Depuis quelques semaines, la rumeur persiste : cette technologie sera bientôt disponible pour le grand public (peut-être plus rapidement que pour nos confrères du ciel d’ailleurs, qui doivent encore surmonter quelques obstacles dus à l’apesanteur). Bien sûr, le coût de ces premiers modèles nourriciers en fera des gâteries pour élite, mais c’est comme ça que ça commence… même si on ne sait jamais exactement comment ça finit.

Si j’ai bien compris, la machine intègre des aliments déshydratés et les « imprime » par couches sur la plaque de cuisson. Pendant que la pâte se fait bronzer, la tomate en poudre est mixée à de l’eau et de l’huile avant de venir coiffer l’autre amie poudrée.
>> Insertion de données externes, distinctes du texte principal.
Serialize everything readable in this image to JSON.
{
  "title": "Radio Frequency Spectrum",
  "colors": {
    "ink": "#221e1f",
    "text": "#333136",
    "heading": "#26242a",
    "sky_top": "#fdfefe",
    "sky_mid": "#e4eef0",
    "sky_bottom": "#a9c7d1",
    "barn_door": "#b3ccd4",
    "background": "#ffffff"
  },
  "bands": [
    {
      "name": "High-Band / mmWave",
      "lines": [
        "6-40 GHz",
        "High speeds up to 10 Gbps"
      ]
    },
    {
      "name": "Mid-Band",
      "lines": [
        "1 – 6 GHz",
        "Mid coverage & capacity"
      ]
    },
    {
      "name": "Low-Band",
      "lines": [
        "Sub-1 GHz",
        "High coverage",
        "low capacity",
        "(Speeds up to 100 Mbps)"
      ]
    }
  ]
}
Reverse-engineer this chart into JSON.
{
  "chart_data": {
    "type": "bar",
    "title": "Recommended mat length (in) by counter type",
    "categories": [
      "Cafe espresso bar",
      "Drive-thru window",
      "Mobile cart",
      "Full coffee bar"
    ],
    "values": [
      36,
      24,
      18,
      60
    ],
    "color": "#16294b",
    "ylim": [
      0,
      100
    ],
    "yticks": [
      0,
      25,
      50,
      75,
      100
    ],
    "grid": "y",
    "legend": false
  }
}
Selon Anjan Contractor, ingénieur responsable du développement à la NASA, une pizza 3D se cuit en 70 secondes, c’est-ti-pas-beau? Ils ne savent pas encore combien de temps ça prendra pour la digérer.
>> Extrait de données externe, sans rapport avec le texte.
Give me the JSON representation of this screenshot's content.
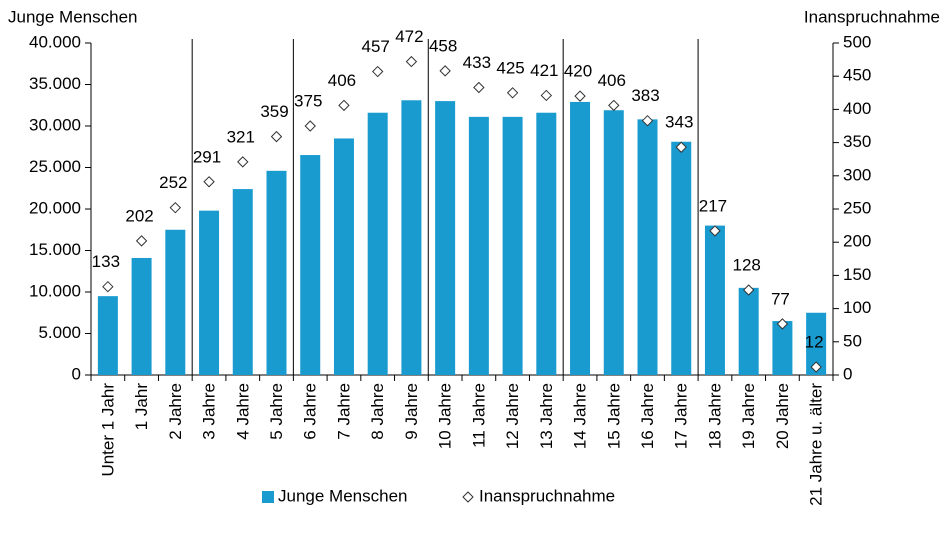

Après la pizza, ce sera la gauffre, et on nous promet la bûche de Noël pour l’an prochain. (Non, non, cherchez pas, c’est moi qui passe commande, là.) Une entreprise espagnole travaille sur un prototype plus convivial et tentant que celui de nos astronautes, où spaghettis, pains à sandwichs et biscuits sont à l’essai.

Quand je vois où la technologie est rendue, je me dis qu’il serait temps que je m’achète un lave-vaisselle. Question de ne pas être trop dépassée.

Ou alors, je saute l’étape du lave-vaisselle et je ramasse plutôt mon argent pour la prochaine imprimante 3D qui servira à fabriquer de la vaisselle mangeable.

Le rêve, non?

Pratico, écolo et, si on est chanceux, gastronono (beau, bon, et pas compliqué).

Et je ne rêve pas sans raison.

La chercheuse montréalaise Diane Leclair Bisson a commencé, il y a quelques années, des expérimentations en design de vaisselle mangeable. Son livre « Comestible/Edible » illustre le travail de son équipe. On y retrouve, entre autres, un ramequin croquant à la purée de mangue, des fourchettes au quinoa rouge et paprika et une assiette au lait de coco et gélatine qui, ma foi, ont l’air plus appétissants que la pizza 3D première mouture.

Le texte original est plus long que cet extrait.